Allowing others to access and use library data opens up a range of possibilities, as Malmsten and other speakers explained. Consultant Karen Coyle showed the example of a web-based initiative called the ‘Open Library’, where data from across the web is drawn together into machine-generated web pages about different books and authors. Users see a host of links on each page and can track keywords and terms through the materials to see trends, such as books that reference a particular person or idea. She pointed out how much more powerful this type of resource would be if all libraries opened up their data to be used in such a way.

‘Allowing others to link to your data doesn’t destroy your data,’ she argued. She also noted that the use of identifiers can differentiate library-derived data from general web data, which may not be so rigorous in its accuracy. ‘There is a world outside where people don’t have good bibliographic data. If we contribute our bibliographic data we can raise the quality.’

‘Giving away our data could be scary but if it’s paid for by tax payers why shouldn’t it be available?’ Malmsten challenged, going on to add: ‘If library data isn’t open, this is contrary to what libraries should be about.’

Semantic web

‘Linked data provides definitions of relationships and we can all contribute,’ said Sarah Bartlett, senior analyst at Talis. And key to linked data is the role of the semantic web where information is read and used by machines and its relationships are defined.

But there are challenges, as Karen Coyle identified.

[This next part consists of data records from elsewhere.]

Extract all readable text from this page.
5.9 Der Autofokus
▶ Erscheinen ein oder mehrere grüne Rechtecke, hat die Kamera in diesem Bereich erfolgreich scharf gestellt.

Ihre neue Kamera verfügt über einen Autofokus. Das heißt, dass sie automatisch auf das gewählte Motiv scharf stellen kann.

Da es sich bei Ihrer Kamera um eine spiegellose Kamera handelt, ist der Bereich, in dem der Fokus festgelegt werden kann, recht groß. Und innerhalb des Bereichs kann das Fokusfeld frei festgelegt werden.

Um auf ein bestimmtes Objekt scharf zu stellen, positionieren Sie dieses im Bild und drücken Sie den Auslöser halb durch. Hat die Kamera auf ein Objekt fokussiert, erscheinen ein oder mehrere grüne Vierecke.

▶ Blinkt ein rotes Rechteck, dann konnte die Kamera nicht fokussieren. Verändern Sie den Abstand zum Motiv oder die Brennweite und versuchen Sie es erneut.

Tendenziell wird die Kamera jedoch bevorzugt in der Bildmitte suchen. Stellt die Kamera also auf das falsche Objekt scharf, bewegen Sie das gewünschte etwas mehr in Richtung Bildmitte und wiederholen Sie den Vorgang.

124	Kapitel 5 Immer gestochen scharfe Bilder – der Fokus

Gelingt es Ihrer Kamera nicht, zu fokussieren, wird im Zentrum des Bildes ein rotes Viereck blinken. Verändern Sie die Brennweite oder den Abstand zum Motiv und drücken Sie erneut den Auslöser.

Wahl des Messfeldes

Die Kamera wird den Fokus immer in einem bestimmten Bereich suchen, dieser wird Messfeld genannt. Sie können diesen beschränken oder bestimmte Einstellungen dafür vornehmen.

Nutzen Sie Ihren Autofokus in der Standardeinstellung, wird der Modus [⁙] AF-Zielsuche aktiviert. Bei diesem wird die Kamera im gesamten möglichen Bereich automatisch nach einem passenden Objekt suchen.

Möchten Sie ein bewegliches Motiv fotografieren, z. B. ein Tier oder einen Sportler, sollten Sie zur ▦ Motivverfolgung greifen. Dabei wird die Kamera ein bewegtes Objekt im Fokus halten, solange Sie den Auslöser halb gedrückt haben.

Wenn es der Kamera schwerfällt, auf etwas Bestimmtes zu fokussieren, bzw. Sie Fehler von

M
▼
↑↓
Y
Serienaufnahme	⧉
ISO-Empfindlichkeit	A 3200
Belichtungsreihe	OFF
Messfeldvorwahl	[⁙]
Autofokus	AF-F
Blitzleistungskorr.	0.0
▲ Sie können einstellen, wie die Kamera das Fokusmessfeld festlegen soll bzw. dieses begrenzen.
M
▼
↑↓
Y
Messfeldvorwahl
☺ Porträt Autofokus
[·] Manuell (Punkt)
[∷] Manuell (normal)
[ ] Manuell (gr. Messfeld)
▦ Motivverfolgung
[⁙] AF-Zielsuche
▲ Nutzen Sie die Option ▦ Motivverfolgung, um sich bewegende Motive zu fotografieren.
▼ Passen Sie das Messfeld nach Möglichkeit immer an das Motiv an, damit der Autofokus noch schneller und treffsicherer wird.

The records in library catalogues today are based on the style of the card records used in libraries for many years. ‘The down side of this is that the content of the record in the online catalogue looks almost identical to the content of the card, and the card was a text document – a highly-structured document, but essentially a document,’ she pointed out.

‘Everything in the record is potentially a “thing” in the semantic web sense; a thing that could have relationships with other things. With the record as it is, however, all of the things only have a relationship with the item they describe,’ she explained.

And retrieving things by machine from these records is not straightforward. ‘What is data to a person is not data to a computer or any other method of machine manipulation. Some of the most important data elements in our records, like ISBNs, aren’t machine-actionable because they are in text fields often together with text,’ she added.

Another challenge is that the semantic web is still at a stage of being low-level code, or, as Coyle put it, ‘at the stage where the only people who really understand this are pretty geeky, not at the point where an information professional needs it to be for them to see how it can be used.’

She continued: ‘I don’t think the semantic web will be heavily used until it is as easy to use as the web. It could look very much like the web today but the semantic web will be richer because the links have meaning and are contextual.’